In modern high-performance computing (HPC) environments, agility, scalability, and observability are essential. Deploying a stateless HPC cluster with Slurm as the cluster manager using Omnia – an open-source HPC deployment toolkit from Dell Technologies enables rapid and repeatable cluster provisioning through Ansible-based automation. This approach eliminates persistent state dependencies, making infrastructure setup more flexible and efficient.
Telemetry monitoring can be seamlessly integrated to provide real-time insights into system performance and resource utilization using open-source tools.

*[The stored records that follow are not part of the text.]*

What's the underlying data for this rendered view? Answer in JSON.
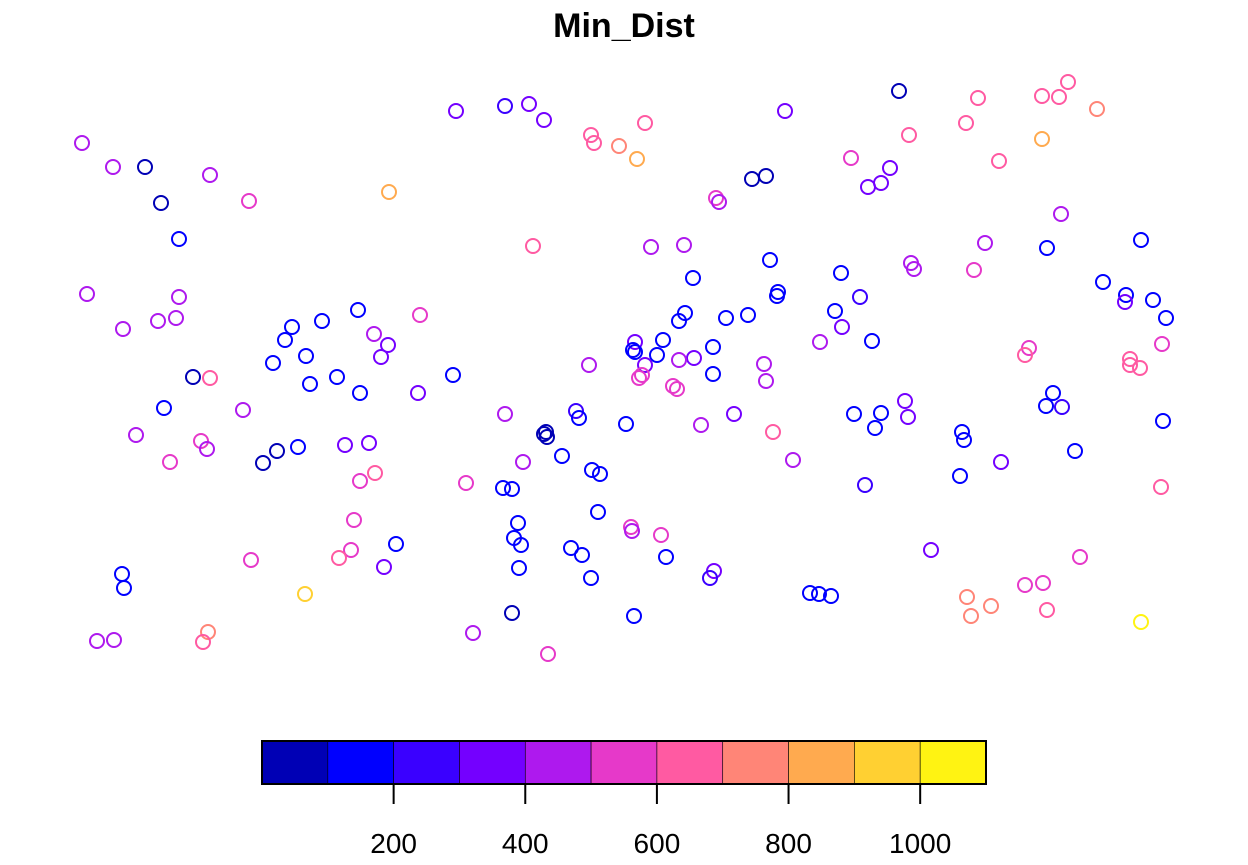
{
  "chart_data": {
    "type": "scatter",
    "title": "Min_Dist",
    "color_scale": {
      "breaks": [
        0,
        100,
        200,
        300,
        400,
        500,
        600,
        700,
        800,
        900,
        1000,
        1100
      ],
      "colors": [
        "#0000B5",
        "#0000FF",
        "#3A00FF",
        "#7400FF",
        "#AE19EE",
        "#E639C9",
        "#FF5AA2",
        "#FF8577",
        "#FFAA4F",
        "#FFD032",
        "#FFF312"
      ],
      "tick_values": [
        200,
        400,
        600,
        800,
        1000
      ],
      "tick_labels": [
        "200",
        "400",
        "600",
        "800",
        "1000"
      ],
      "legend_position": "bottom"
    },
    "points": [
      [
        82,
        143,
        480
      ],
      [
        113,
        167,
        420
      ],
      [
        145,
        167,
        60
      ],
      [
        161,
        203,
        80
      ],
      [
        210,
        175,
        470
      ],
      [
        249,
        201,
        500
      ],
      [
        179,
        239,
        150
      ],
      [
        389,
        192,
        880
      ],
      [
        456,
        111,
        380
      ],
      [
        505,
        106,
        230
      ],
      [
        529,
        104,
        360
      ],
      [
        544,
        120,
        300
      ],
      [
        591,
        135,
        620
      ],
      [
        594,
        143,
        610
      ],
      [
        645,
        123,
        620
      ],
      [
        619,
        146,
        760
      ],
      [
        637,
        159,
        840
      ],
      [
        533,
        246,
        600
      ],
      [
        651,
        247,
        450
      ],
      [
        684,
        245,
        460
      ],
      [
        785,
        111,
        330
      ],
      [
        752,
        179,
        80
      ],
      [
        766,
        176,
        60
      ],
      [
        716,
        198,
        520
      ],
      [
        719,
        202,
        460
      ],
      [
        693,
        278,
        180
      ],
      [
        770,
        260,
        160
      ],
      [
        778,
        292,
        140
      ],
      [
        777,
        296,
        110
      ],
      [
        748,
        315,
        150
      ],
      [
        726,
        318,
        150
      ],
      [
        685,
        313,
        150
      ],
      [
        679,
        321,
        120
      ],
      [
        663,
        340,
        150
      ],
      [
        635,
        342,
        350
      ],
      [
        633,
        350,
        140
      ],
      [
        635,
        352,
        180
      ],
      [
        657,
        355,
        190
      ],
      [
        645,
        365,
        330
      ],
      [
        642,
        375,
        520
      ],
      [
        639,
        378,
        500
      ],
      [
        589,
        365,
        460
      ],
      [
        694,
        358,
        350
      ],
      [
        679,
        360,
        400
      ],
      [
        713,
        347,
        180
      ],
      [
        713,
        374,
        180
      ],
      [
        764,
        364,
        400
      ],
      [
        766,
        381,
        440
      ],
      [
        673,
        386,
        560
      ],
      [
        677,
        389,
        540
      ],
      [
        734,
        414,
        370
      ],
      [
        701,
        425,
        450
      ],
      [
        773,
        432,
        640
      ],
      [
        793,
        460,
        480
      ],
      [
        576,
        411,
        220
      ],
      [
        579,
        418,
        160
      ],
      [
        505,
        414,
        410
      ],
      [
        626,
        424,
        180
      ],
      [
        546,
        432,
        70
      ],
      [
        544,
        434,
        80
      ],
      [
        547,
        437,
        60
      ],
      [
        562,
        456,
        130
      ],
      [
        523,
        462,
        410
      ],
      [
        592,
        470,
        160
      ],
      [
        600,
        474,
        150
      ],
      [
        466,
        483,
        570
      ],
      [
        503,
        488,
        140
      ],
      [
        512,
        489,
        170
      ],
      [
        598,
        512,
        160
      ],
      [
        518,
        523,
        130
      ],
      [
        514,
        538,
        120
      ],
      [
        521,
        545,
        110
      ],
      [
        571,
        548,
        150
      ],
      [
        582,
        555,
        180
      ],
      [
        631,
        527,
        550
      ],
      [
        632,
        531,
        490
      ],
      [
        661,
        535,
        510
      ],
      [
        666,
        557,
        150
      ],
      [
        714,
        571,
        300
      ],
      [
        710,
        578,
        250
      ],
      [
        591,
        578,
        190
      ],
      [
        519,
        568,
        170
      ],
      [
        634,
        616,
        120
      ],
      [
        512,
        613,
        80
      ],
      [
        473,
        633,
        430
      ],
      [
        548,
        654,
        510
      ],
      [
        851,
        158,
        580
      ],
      [
        909,
        135,
        600
      ],
      [
        868,
        187,
        390
      ],
      [
        881,
        183,
        360
      ],
      [
        890,
        168,
        390
      ],
      [
        899,
        91,
        70
      ],
      [
        841,
        273,
        170
      ],
      [
        860,
        297,
        200
      ],
      [
        835,
        311,
        190
      ],
      [
        842,
        327,
        300
      ],
      [
        820,
        342,
        480
      ],
      [
        872,
        341,
        150
      ],
      [
        911,
        263,
        410
      ],
      [
        914,
        269,
        470
      ],
      [
        974,
        270,
        530
      ],
      [
        985,
        243,
        490
      ],
      [
        966,
        123,
        640
      ],
      [
        978,
        98,
        670
      ],
      [
        999,
        161,
        600
      ],
      [
        1042,
        96,
        690
      ],
      [
        1059,
        97,
        680
      ],
      [
        1068,
        82,
        640
      ],
      [
        1097,
        109,
        790
      ],
      [
        1042,
        139,
        840
      ],
      [
        1061,
        214,
        410
      ],
      [
        1047,
        248,
        150
      ],
      [
        1141,
        240,
        130
      ],
      [
        1103,
        282,
        170
      ],
      [
        1126,
        295,
        140
      ],
      [
        1125,
        302,
        300
      ],
      [
        1153,
        300,
        170
      ],
      [
        1166,
        318,
        180
      ],
      [
        1162,
        344,
        500
      ],
      [
        1029,
        348,
        590
      ],
      [
        1025,
        355,
        610
      ],
      [
        1130,
        359,
        640
      ],
      [
        1130,
        365,
        690
      ],
      [
        1140,
        368,
        650
      ],
      [
        1053,
        393,
        180
      ],
      [
        1046,
        406,
        150
      ],
      [
        1062,
        407,
        270
      ],
      [
        905,
        401,
        330
      ],
      [
        908,
        417,
        380
      ],
      [
        881,
        413,
        160
      ],
      [
        854,
        414,
        130
      ],
      [
        875,
        428,
        140
      ],
      [
        865,
        485,
        270
      ],
      [
        962,
        432,
        160
      ],
      [
        964,
        440,
        180
      ],
      [
        1075,
        451,
        190
      ],
      [
        1163,
        421,
        130
      ],
      [
        1001,
        462,
        300
      ],
      [
        960,
        476,
        140
      ],
      [
        1161,
        487,
        620
      ],
      [
        931,
        550,
        390
      ],
      [
        1080,
        557,
        570
      ],
      [
        1025,
        585,
        590
      ],
      [
        1043,
        583,
        590
      ],
      [
        967,
        597,
        700
      ],
      [
        971,
        616,
        720
      ],
      [
        991,
        606,
        710
      ],
      [
        1047,
        610,
        650
      ],
      [
        1141,
        622,
        1010
      ],
      [
        810,
        593,
        140
      ],
      [
        819,
        594,
        130
      ],
      [
        831,
        596,
        120
      ],
      [
        87,
        294,
        480
      ],
      [
        123,
        329,
        400
      ],
      [
        179,
        297,
        430
      ],
      [
        158,
        321,
        440
      ],
      [
        176,
        318,
        450
      ],
      [
        193,
        377,
        80
      ],
      [
        210,
        378,
        620
      ],
      [
        164,
        408,
        140
      ],
      [
        136,
        435,
        400
      ],
      [
        243,
        410,
        420
      ],
      [
        201,
        441,
        500
      ],
      [
        207,
        449,
        490
      ],
      [
        170,
        462,
        520
      ],
      [
        292,
        327,
        100
      ],
      [
        285,
        340,
        110
      ],
      [
        273,
        363,
        110
      ],
      [
        322,
        321,
        140
      ],
      [
        306,
        356,
        180
      ],
      [
        310,
        384,
        190
      ],
      [
        337,
        377,
        190
      ],
      [
        358,
        310,
        170
      ],
      [
        374,
        334,
        410
      ],
      [
        388,
        345,
        310
      ],
      [
        381,
        357,
        310
      ],
      [
        360,
        393,
        110
      ],
      [
        420,
        315,
        500
      ],
      [
        418,
        393,
        330
      ],
      [
        453,
        375,
        120
      ],
      [
        263,
        463,
        60
      ],
      [
        277,
        451,
        80
      ],
      [
        298,
        447,
        120
      ],
      [
        345,
        445,
        360
      ],
      [
        369,
        443,
        350
      ],
      [
        375,
        473,
        620
      ],
      [
        360,
        481,
        590
      ],
      [
        396,
        544,
        160
      ],
      [
        354,
        520,
        530
      ],
      [
        351,
        550,
        570
      ],
      [
        339,
        558,
        640
      ],
      [
        384,
        567,
        300
      ],
      [
        251,
        560,
        520
      ],
      [
        305,
        594,
        980
      ],
      [
        122,
        574,
        180
      ],
      [
        124,
        588,
        190
      ],
      [
        208,
        632,
        710
      ],
      [
        203,
        642,
        680
      ],
      [
        97,
        641,
        470
      ],
      [
        114,
        640,
        450
      ]
    ]
  }
}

This combination simplifies HPC infrastructure management while enhancing operational visibility and performance optimization.
Key Takeaway:
Omnia empowers users to deploy scalable, stateless Slurm clusters and implement robust telemetry monitoring, streamlining HPC operations through open-source automation.

TRACK: IT Infra

6th Nov 2025 | HALL C | Time: 05:00-05:45

About Speaker

Abhishek S A is a Software Principal Engineer at Dell Technologies, with deep expertise in DevOps and a strong focus on automating server deployment and configuration. His technical proficiency spans across Ansible, AI, High-Performance Computing (HPC), Docker, Kubernetes, Linux, and Python. Known for his remarkable patience and boundless energy, Abhishek is also a passionate music enthusiast, bringing creativity and rhythm into both his professional and personal pursuits.